In a sense the southern dream of a tropical slave empire survived even after the Confederate defeat. Following Lee’s surrender, thousands of confederates streamed into tropical countries, particularly Mexico and Brazil. They left the country for a number of reasons: many had lost their property in the Civil War [sic] and hoped for a fresh start in a new land; bitterness against the “Yankees,” who now would control both federal and state government, was rampant, and many could not bear the thought of living in the new union; emancipation aroused racial fears; some Confederate officials and army officers expected severe punishment; and service in Maximilian’s army was an incentive for the militarily inclined.
General Jo Shelby led possibly 1,000 Southerners into Mexico after US conquest of the South. In 1867 he returned to Missouri where he became a US marshal.
Fortunately for these people, circumstances made them particularly welcome in Brazil and Mexico. Both the Brazilian government and the Maximilian regime in Mexico desired Confederate immigrants, although Maximilian would not permit the Confederates to fight as a unified body under him. In fact, southerners were encouraged by special incentives. Brazilian bands greeted southern land agents with “Dixie,” and the Brazilian government offered land at very cheap rates, provided long-term loans for the voyage to Latin America, supplied temporary food and housing for migrants, and exempted them from military service. Maximilian, hoping that a Confederate influx might help forestall the Juarist partisans opposed to him, offered similar inducements. Within months, many southerners were part of the mainstream of life in tropical countries. Thomas Reynolds, once governor of Missouri, served as a railroad superintendent for Maximilian to encourage immigration. Confederate purchasing agent Colin J. McRae became involved in merchant affairs in Spanish Honduras.
Most of the Confederate exiles, however, gravitated to rural colonies primarily devoted to farming.
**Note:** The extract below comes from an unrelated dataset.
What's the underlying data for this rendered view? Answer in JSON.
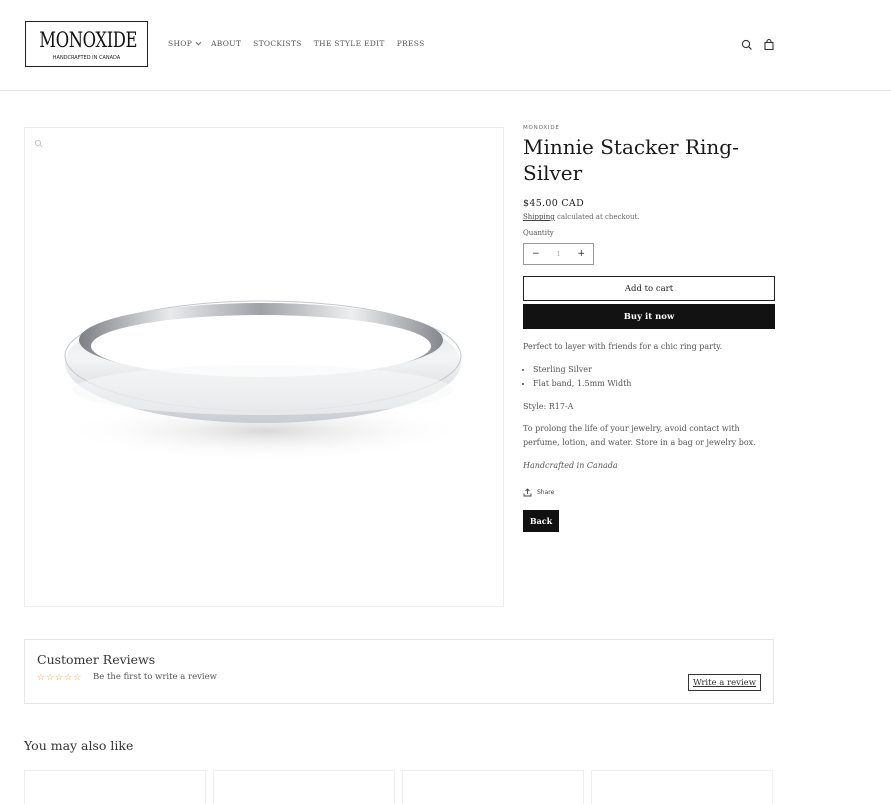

Extensive plantations devoted to the production of corn, cotton, sugar, and watermelons arose in the Sao Paulo province of Brazil. The Confederate colony of Carlota was formed some seventy miles to the west of Vera Cruz on land that Juarez had confiscated from the Mexican church. Confederate General Jo Shelby promoted a colony in the Tuxpan area on the eastern coast of Mexico, north of Vera Cruz.
The exodus to Mexico by General Shelby and about 1,000 Southerners was the inspiration for the 1969 film entitled The Undefeated which starred Rock Hudson and John Wayne.